The context window holds everything: your instructions, the conversation so far, the results from tool calls, the content of files it has read. When the desk fills up, the oldest items start falling off the edge.

This is why agents sometimes lose track of details on long tasks. It is not that they forgot — it is that the relevant information scrolled out of their working memory.

And it is why breaking work into steps matters. Smaller, focused steps keep the relevant context on the desk where the agent can see it. A single massive instruction asking for twenty things at once fills the desk with noise.

Why this explains everything

You now know five things: the LLM (the brain), the loop (continuous action), tools (what it can do), instructions (how it behaves), and the context window (what it can hold in mind).

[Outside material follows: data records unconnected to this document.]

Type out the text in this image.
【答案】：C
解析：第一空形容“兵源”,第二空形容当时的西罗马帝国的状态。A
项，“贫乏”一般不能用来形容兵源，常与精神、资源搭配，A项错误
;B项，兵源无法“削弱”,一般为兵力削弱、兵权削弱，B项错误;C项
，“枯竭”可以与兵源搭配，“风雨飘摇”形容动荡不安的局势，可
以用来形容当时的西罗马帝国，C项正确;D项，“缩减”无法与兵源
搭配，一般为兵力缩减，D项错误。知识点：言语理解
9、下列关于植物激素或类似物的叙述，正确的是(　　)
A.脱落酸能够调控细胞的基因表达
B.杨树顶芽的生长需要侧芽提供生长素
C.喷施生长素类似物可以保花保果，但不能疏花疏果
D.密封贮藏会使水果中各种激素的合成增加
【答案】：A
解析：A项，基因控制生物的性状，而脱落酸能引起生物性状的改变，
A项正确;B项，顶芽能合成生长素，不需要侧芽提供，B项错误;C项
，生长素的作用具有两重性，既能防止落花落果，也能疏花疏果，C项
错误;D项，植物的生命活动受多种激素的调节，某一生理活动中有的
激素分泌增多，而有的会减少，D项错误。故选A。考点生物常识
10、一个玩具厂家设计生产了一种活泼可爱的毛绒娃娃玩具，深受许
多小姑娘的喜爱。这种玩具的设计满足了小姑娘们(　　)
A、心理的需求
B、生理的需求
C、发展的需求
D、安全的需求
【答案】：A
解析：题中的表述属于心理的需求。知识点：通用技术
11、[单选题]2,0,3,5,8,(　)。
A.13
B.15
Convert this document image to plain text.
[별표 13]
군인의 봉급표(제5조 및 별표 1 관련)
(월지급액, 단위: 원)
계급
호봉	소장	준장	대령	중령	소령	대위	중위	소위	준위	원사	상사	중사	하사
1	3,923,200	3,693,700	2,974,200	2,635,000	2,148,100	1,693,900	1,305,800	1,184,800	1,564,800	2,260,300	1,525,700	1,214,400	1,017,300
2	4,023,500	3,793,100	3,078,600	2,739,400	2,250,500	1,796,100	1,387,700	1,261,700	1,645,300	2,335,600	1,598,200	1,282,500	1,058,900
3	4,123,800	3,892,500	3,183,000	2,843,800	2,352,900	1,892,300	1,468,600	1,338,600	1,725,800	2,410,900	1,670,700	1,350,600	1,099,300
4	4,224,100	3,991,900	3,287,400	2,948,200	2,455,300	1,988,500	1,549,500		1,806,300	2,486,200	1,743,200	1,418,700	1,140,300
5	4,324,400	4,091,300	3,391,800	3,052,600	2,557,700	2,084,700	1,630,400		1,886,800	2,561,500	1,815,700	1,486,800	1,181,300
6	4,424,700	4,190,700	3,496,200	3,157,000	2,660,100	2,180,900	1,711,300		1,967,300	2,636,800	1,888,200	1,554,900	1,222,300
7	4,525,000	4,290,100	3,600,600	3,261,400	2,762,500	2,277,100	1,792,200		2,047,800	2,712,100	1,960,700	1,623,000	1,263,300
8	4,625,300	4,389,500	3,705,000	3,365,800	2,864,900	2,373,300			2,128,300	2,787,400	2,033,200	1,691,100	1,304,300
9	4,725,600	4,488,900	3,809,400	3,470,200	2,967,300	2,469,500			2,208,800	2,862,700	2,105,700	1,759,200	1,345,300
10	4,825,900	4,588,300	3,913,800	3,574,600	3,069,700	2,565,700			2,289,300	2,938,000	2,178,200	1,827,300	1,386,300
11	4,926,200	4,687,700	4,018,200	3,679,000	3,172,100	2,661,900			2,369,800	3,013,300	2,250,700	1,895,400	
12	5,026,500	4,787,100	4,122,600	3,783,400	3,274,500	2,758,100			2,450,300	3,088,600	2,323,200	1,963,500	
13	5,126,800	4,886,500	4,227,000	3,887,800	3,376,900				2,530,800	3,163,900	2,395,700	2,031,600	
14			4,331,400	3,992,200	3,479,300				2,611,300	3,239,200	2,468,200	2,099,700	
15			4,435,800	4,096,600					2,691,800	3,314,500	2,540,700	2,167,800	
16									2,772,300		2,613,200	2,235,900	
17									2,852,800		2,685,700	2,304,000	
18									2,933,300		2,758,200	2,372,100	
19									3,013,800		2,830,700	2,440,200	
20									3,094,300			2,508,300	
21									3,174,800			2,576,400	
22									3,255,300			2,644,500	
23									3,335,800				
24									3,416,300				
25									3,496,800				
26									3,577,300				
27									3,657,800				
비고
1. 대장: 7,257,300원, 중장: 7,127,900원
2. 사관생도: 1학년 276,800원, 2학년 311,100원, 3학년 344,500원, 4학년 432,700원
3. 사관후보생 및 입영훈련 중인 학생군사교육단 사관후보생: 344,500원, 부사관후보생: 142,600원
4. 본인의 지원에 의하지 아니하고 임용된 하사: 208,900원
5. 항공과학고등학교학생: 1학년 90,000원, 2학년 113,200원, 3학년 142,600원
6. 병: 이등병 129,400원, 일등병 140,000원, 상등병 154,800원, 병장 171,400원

This simple model explains almost everything you will encounter:

  • Why agents can work autonomously: the loop keeps them going without you prompting every step.
  • Why they sometimes go in circles: the loop can repeat if the agent is not sure what to do next. Better instructions prevent this.
  • Why clear instructions matter so much: the instructions steer every single turn of the loop.
  • Why they lose track on long tasks: the context window filled up and earlier details dropped away.
  • Why they can be confidently wrong: the LLM is predicting what sounds right, not looking up verified facts.
  • Why breaking work into steps helps: it keeps the context window focused and each loop iteration clear.
  • Why connecting more tools makes them more capable: more tools means more actions available in each loop turn.

You do not need to think about this model constantly. But when something goes wrong — or when something goes surprisingly right — these five ideas will tell you why.